# Microsoft Office Application Help - Excel Help forum > For Other Platforms(Mac, Google Docs, Mobile OS etc) >  > [SOLVED] Excel2011 - .xlsx option greyed out for Edit Links selection.

## roblawl

Hello,

I have an issue with my Mac machines where I cannot Edit Links to .xlsx

Windows machines have linked 2 seperate workbooks, SKU PLAN.xlsx and BARCODES.xls

When the Macs edit links and select the files, barcodes.xls can be selected and works. But SKU PLAN.xlsx is greyed out, I cannot select it.

I have updated to 2011 Service Pack 2 on the Macs, can someone please confirm these are not supported or not?
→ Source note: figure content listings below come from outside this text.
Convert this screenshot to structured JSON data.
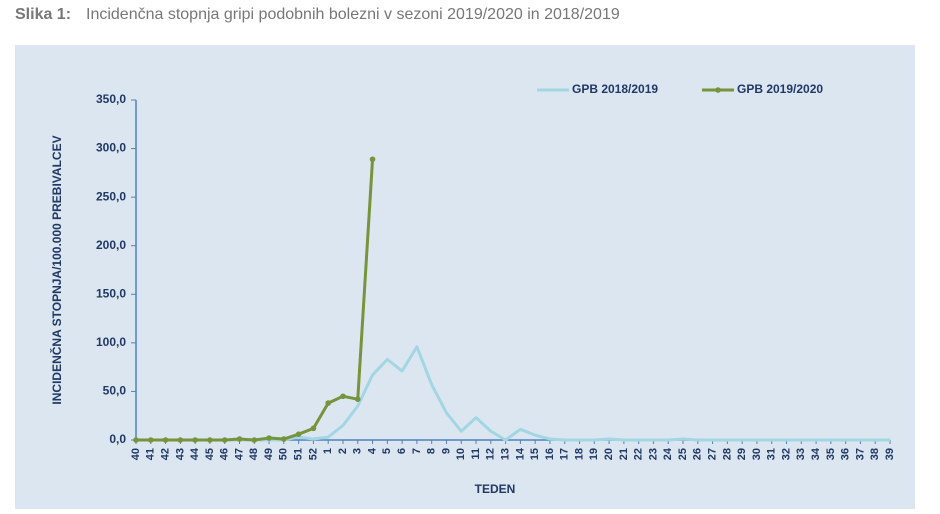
{
  "chart_data": {
    "type": "line",
    "title_label": "Slika 1:",
    "title": "Incidenčna stopnja gripi podobnih bolezni v sezoni 2019/2020 in 2018/2019",
    "x_label": "TEDEN",
    "y_label": "INCIDENČNA STOPNJA/100.000 PREBIVALCEV",
    "categories": [
      "40",
      "41",
      "42",
      "43",
      "44",
      "45",
      "46",
      "47",
      "48",
      "49",
      "50",
      "51",
      "52",
      "1",
      "2",
      "3",
      "4",
      "5",
      "6",
      "7",
      "8",
      "9",
      "10",
      "11",
      "12",
      "13",
      "14",
      "15",
      "16",
      "17",
      "18",
      "19",
      "20",
      "21",
      "22",
      "23",
      "24",
      "25",
      "26",
      "27",
      "28",
      "29",
      "30",
      "31",
      "32",
      "33",
      "34",
      "35",
      "36",
      "37",
      "38",
      "39"
    ],
    "series": [
      {
        "name": "GPB 2018/2019",
        "color": "#a3d6e3",
        "markers": false,
        "values": [
          0,
          0,
          0,
          0,
          0,
          0,
          0,
          0,
          0,
          0,
          0,
          3,
          1,
          3,
          15,
          35,
          67,
          83,
          71,
          96,
          57,
          28,
          9,
          23,
          9,
          0,
          11,
          5,
          1,
          0,
          0,
          0,
          1,
          0,
          0,
          0,
          0,
          1,
          0,
          0,
          0,
          0,
          0,
          0,
          0,
          0,
          0,
          0,
          0,
          0,
          0,
          0
        ]
      },
      {
        "name": "GPB 2019/2020",
        "color": "#77933c",
        "markers": true,
        "values": [
          0,
          0,
          0,
          0,
          0,
          0,
          0,
          1,
          0,
          2,
          1,
          6,
          12,
          38,
          45,
          42,
          289,
          null,
          null,
          null,
          null,
          null,
          null,
          null,
          null,
          null,
          null,
          null,
          null,
          null,
          null,
          null,
          null,
          null,
          null,
          null,
          null,
          null,
          null,
          null,
          null,
          null,
          null,
          null,
          null,
          null,
          null,
          null,
          null,
          null,
          null,
          null
        ]
      }
    ],
    "ylim": [
      0,
      350
    ],
    "yticks": [
      {
        "value": 0,
        "label": "0,0"
      },
      {
        "value": 50,
        "label": "50,0"
      },
      {
        "value": 100,
        "label": "100,0"
      },
      {
        "value": 150,
        "label": "150,0"
      },
      {
        "value": 200,
        "label": "200,0"
      },
      {
        "value": 250,
        "label": "250,0"
      },
      {
        "value": 300,
        "label": "300,0"
      },
      {
        "value": 350,
        "label": "350,0"
      }
    ],
    "legend": "top-right"
  }
}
Seems odd that they aren't since the files can be physically opened on the Macs.

Thanks in advance,
Robbie.

----------


## JosephP

is it just that xlsx file you cannot edit links to or any xlsx file? are there any passwords applied to the files

----------


## roblawl

Picture 1.jpg

Hello, thanks for the reply. There are no passwords applied to the files, or permissions issues on the folder.
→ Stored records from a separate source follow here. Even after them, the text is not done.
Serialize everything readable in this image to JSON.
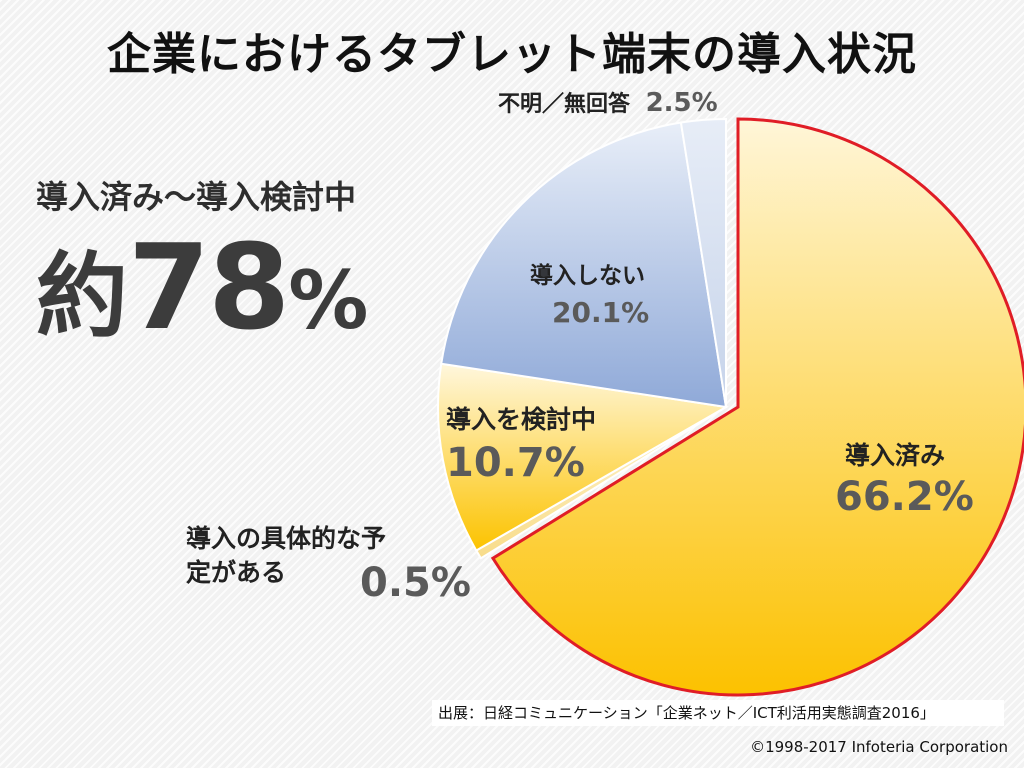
{
  "title": "企業におけるタブレット端末の導入状況",
  "summary": {
    "label": "導入済み〜導入検討中",
    "prefix": "約",
    "value": "78",
    "unit": "%"
  },
  "chart_data": {
    "type": "pie",
    "slices": [
      {
        "name": "導入済み",
        "value": 66.2,
        "label": "66.2%",
        "color": "#fcc935"
      },
      {
        "name": "導入の具体的な予定がある",
        "value": 0.5,
        "label": "0.5%",
        "color": "#fbe9a6"
      },
      {
        "name": "導入を検討中",
        "value": 10.7,
        "label": "10.7%",
        "color": "#fde7a0"
      },
      {
        "name": "導入しない",
        "value": 20.1,
        "label": "20.1%",
        "color": "#aebfe0"
      },
      {
        "name": "不明／無回答",
        "value": 2.5,
        "label": "2.5%",
        "color": "#d3ddee"
      }
    ],
    "highlight_color": "#e01d26"
  },
  "source": "出展：日経コミュニケーション「企業ネット／ICT利活用実態調査2016」",
  "copyright": "©1998-2017 Infoteria Corporation"
}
I have tested the file with an XLSX format made in Mac environment and it works fine. However when I do the same thing from Office 2010, I cannot select the file to link on the Mac.
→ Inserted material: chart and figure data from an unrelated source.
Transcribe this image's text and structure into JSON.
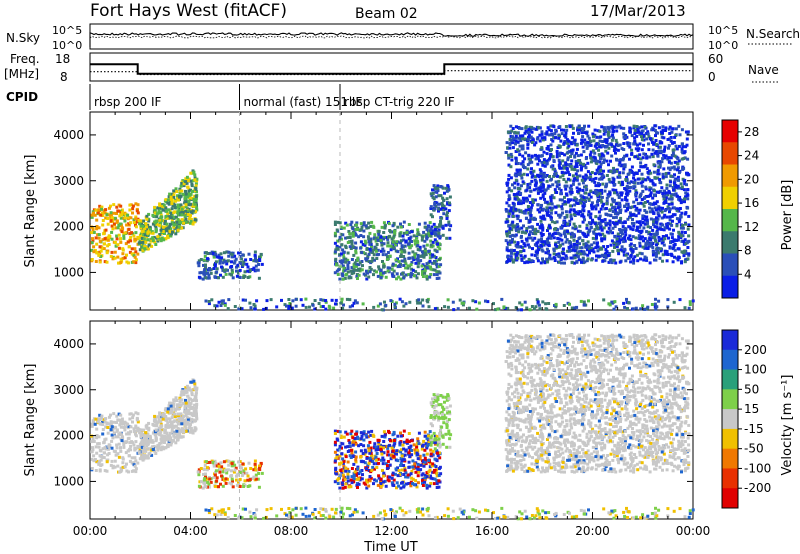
{
  "chart_data": {
    "type": "heatmap",
    "title": "Fort Hays West (fitACF)",
    "beam": "Beam 02",
    "date": "17/Mar/2013",
    "time_axis": {
      "label": "Time UT",
      "range_hours": [
        0,
        24
      ],
      "ticks": [
        "00:00",
        "04:00",
        "08:00",
        "12:00",
        "16:00",
        "20:00",
        "00:00"
      ]
    },
    "panels": {
      "noise": {
        "left_label": "N.Sky",
        "right_label": "N.Search",
        "left_ticks": [
          "10^5",
          "10^0"
        ],
        "right_ticks": [
          "10^5",
          "10^0"
        ]
      },
      "freq": {
        "left_label": "Freq.",
        "left_unit": "[MHz]",
        "left_ticks": [
          "18",
          "8"
        ],
        "right_label": "Nave",
        "right_ticks": [
          "60",
          "0"
        ],
        "freq_series": [
          {
            "t": 0.0,
            "f": 14.0
          },
          {
            "t": 1.9,
            "f": 14.0
          },
          {
            "t": 1.9,
            "f": 10.6
          },
          {
            "t": 14.1,
            "f": 10.6
          },
          {
            "t": 14.1,
            "f": 14.0
          },
          {
            "t": 24.0,
            "f": 14.0
          }
        ],
        "nave_series": [
          {
            "t": 0.0,
            "n": 20
          },
          {
            "t": 1.9,
            "n": 20
          },
          {
            "t": 1.9,
            "n": 14
          },
          {
            "t": 14.1,
            "n": 14
          },
          {
            "t": 14.1,
            "n": 22
          },
          {
            "t": 24.0,
            "n": 22
          }
        ]
      },
      "cpid": {
        "label": "CPID",
        "segments": [
          {
            "start": 0.0,
            "text": "rbsp 200 IF"
          },
          {
            "start": 5.95,
            "text": "normal (fast) 151 IF"
          },
          {
            "start": 9.95,
            "text": "rbsp CT-trig 220 IF"
          }
        ]
      },
      "power": {
        "ylabel": "Slant Range [km]",
        "yrange": [
          180,
          4500
        ],
        "yticks": [
          1000,
          2000,
          3000,
          4000
        ],
        "colorbar_label": "Power [dB]",
        "colorbar_ticks": [
          "4",
          "8",
          "12",
          "16",
          "20",
          "24",
          "28"
        ],
        "colorbar_range": [
          0,
          30
        ],
        "colors": [
          "#0a1ee6",
          "#2a4fb8",
          "#3b7a6e",
          "#55b74a",
          "#f0d000",
          "#f09a00",
          "#e84800",
          "#e60000"
        ]
      },
      "velocity": {
        "ylabel": "Slant Range [km]",
        "yrange": [
          180,
          4500
        ],
        "yticks": [
          1000,
          2000,
          3000,
          4000
        ],
        "colorbar_label": "Velocity [m s⁻¹]",
        "colorbar_ticks": [
          "200",
          "100",
          "50",
          "15",
          "-15",
          "-50",
          "-100",
          "-200"
        ],
        "colors": [
          "#1a2ad8",
          "#1e66d0",
          "#2aa07a",
          "#7ed04a",
          "#c8c8c8",
          "#f0c000",
          "#f07800",
          "#e83000",
          "#e00000"
        ]
      }
    },
    "echo_regions": [
      {
        "t0": 0.0,
        "t1": 1.9,
        "r0": 1200,
        "r1": 2500,
        "pw": 20,
        "vel": "grey"
      },
      {
        "t0": 1.9,
        "t1": 4.2,
        "r0": 1400,
        "r1": 3300,
        "pw": 14,
        "vel": "grey"
      },
      {
        "t0": 4.2,
        "t1": 6.8,
        "r0": 850,
        "r1": 1450,
        "pw": 7,
        "vel": "mixed"
      },
      {
        "t0": 9.7,
        "t1": 13.9,
        "r0": 850,
        "r1": 2100,
        "pw": 9,
        "vel": "strong"
      },
      {
        "t0": 13.5,
        "t1": 14.3,
        "r0": 1700,
        "r1": 2900,
        "pw": 6,
        "vel": "green"
      },
      {
        "t0": 16.5,
        "t1": 23.8,
        "r0": 1200,
        "r1": 4200,
        "pw": 4,
        "vel": "grey"
      },
      {
        "t0": 4.5,
        "t1": 24.0,
        "r0": 180,
        "r1": 420,
        "pw": 8,
        "vel": "ground"
      }
    ]
  }
}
Looking at the above image, the non greyed out files were saved on Mac.

----------


## roblawl

Hi all, I have found 2 work arounds for this. The obvious one being save as .xls  .. It's not the best solution.

I also found if I recreated a fresh .xlsx file and saved it on the Mac, the links were able to work. I only had to save it once on a Mac then if I continued saving on the Windows machines, the links were still OK.
This wasn't working for the old file, so we had to create a new one.

----------